Alguns avanços na implementação das políticas de enfrentamento das questões de violência de gênero já podem ser percebidos, como no caso da legislação em vigor, a Lei Maria da Penha. Entretanto, pode-se considerar que ainda há um longo caminho a ser percorrido para que as políticas públicas desenvolvidas reflitam as concepções de direitos humanos, nas quais estão pautadas, traduzindo-se em visibilização, enfrentamento e redução dos casos de violência contra as mulheres.

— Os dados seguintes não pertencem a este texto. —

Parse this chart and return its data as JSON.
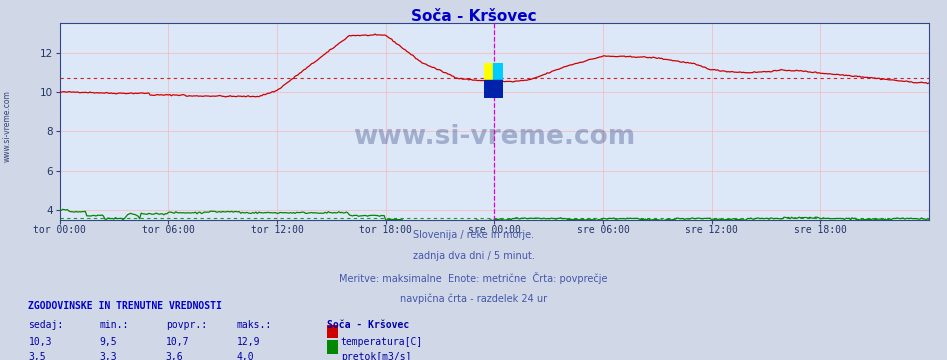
{
  "title": "Soča - Kršovec",
  "title_color": "#0000cc",
  "bg_color": "#d0d8e8",
  "plot_bg_color": "#dce8f8",
  "grid_color": "#ffaaaa",
  "ylim": [
    3.5,
    13.5
  ],
  "yticks": [
    4,
    6,
    8,
    10,
    12
  ],
  "n_points": 577,
  "avg_temp": 10.7,
  "avg_flow": 3.6,
  "temp_color": "#cc0000",
  "flow_color": "#008800",
  "xtick_labels": [
    "tor 00:00",
    "tor 06:00",
    "tor 12:00",
    "tor 18:00",
    "sre 00:00",
    "sre 06:00",
    "sre 12:00",
    "sre 18:00"
  ],
  "xtick_positions": [
    0,
    72,
    144,
    216,
    288,
    360,
    432,
    504
  ],
  "vline_pos": 288,
  "vline_color": "#dd00dd",
  "watermark": "www.si-vreme.com",
  "subtitle_lines": [
    "Slovenija / reke in morje.",
    "zadnja dva dni / 5 minut.",
    "Meritve: maksimalne  Enote: metrične  Črta: povprečje",
    "navpična črta - razdelek 24 ur"
  ],
  "subtitle_color": "#4455aa",
  "legend_title": "ZGODOVINSKE IN TRENUTNE VREDNOSTI",
  "legend_title_color": "#0000cc",
  "legend_headers": [
    "sedaj:",
    "min.:",
    "povpr.:",
    "maks.:"
  ],
  "legend_col_color": "#0000aa",
  "station_name": "Soča - Kršovec",
  "temp_stats": [
    "10,3",
    "9,5",
    "10,7",
    "12,9"
  ],
  "flow_stats": [
    "3,5",
    "3,3",
    "3,6",
    "4,0"
  ],
  "temp_label": "temperatura[C]",
  "flow_label": "pretok[m3/s]",
  "left_label": "www.si-vreme.com"
}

Esta pesquisa evidencia, além de outras, questões de segurança e saúde das mulheres que vivenciam a violência produzida na relação interpessoal. Entretanto, isto não significa que deva ser abordada como “questões da ordem do privado”. O fato de ser produzida na esfera privada não minimiza as conseqüências na esfera pública. A violência doméstica contra as mulheres, assim como outras agressões interpessoais e discriminações raciais culturalmente naturalizadas são “potencializadoras da violência social difusa e ampla e se alimentam dela”(2). Isto indica que a violência doméstica contra as mulheres, assim como outras praticadas nas relações interpessoais, deve ser assumida pelas diversas instituições sociais para ser enfrentada em toda a sua complexidade.

Nesse sentido, é importante a constituição de redes institucionais interdisciplinares, que se articulem com as organizações de mulheres e a rede social, num processo contínuo de busca de estratégias de enfrentamento das desigualdades e assimetrias que afetam as mulheres.

Entretanto, há que se considerar que este processo não pode ser tratado apenas como uma questão do mundo feminino. A violência de gênero deve ser vista como um problema que se articula a outras desigualdades sociais como as de classe, raça/etnia, geração, região e outras. É necessário que se amplie o olhar na abordagem

destas questões, que se busquem não apenas relações pessoais mais simétricas, mas também a cidadania no amplo sentido.

O setor saúde, como uma das instâncias da rede de enfrentamento da violência contra as mulheres, tem um papel fundamental na detecção dos casos e na sua problematização com as mulheres. Este é o desafio que se coloca para os profissionais de saúde, demandando mudanças na prática cotidiana e nos paradigmas que a sustentam.

Uma das mudanças possíveis diz respeito à abertura para ouvir e respeitar as mulheres em situação de violência. Durante a realização da Oficina foi evidenciada a dificuldade de escuta e de apreensão da violência pelos profissionais de saúde. Esta dificuldade é semelhante à apresentada pelas mulheres entrevistadas, bem como por toda a sociedade, não constituindo uma exclusividade dos serviços de saúde.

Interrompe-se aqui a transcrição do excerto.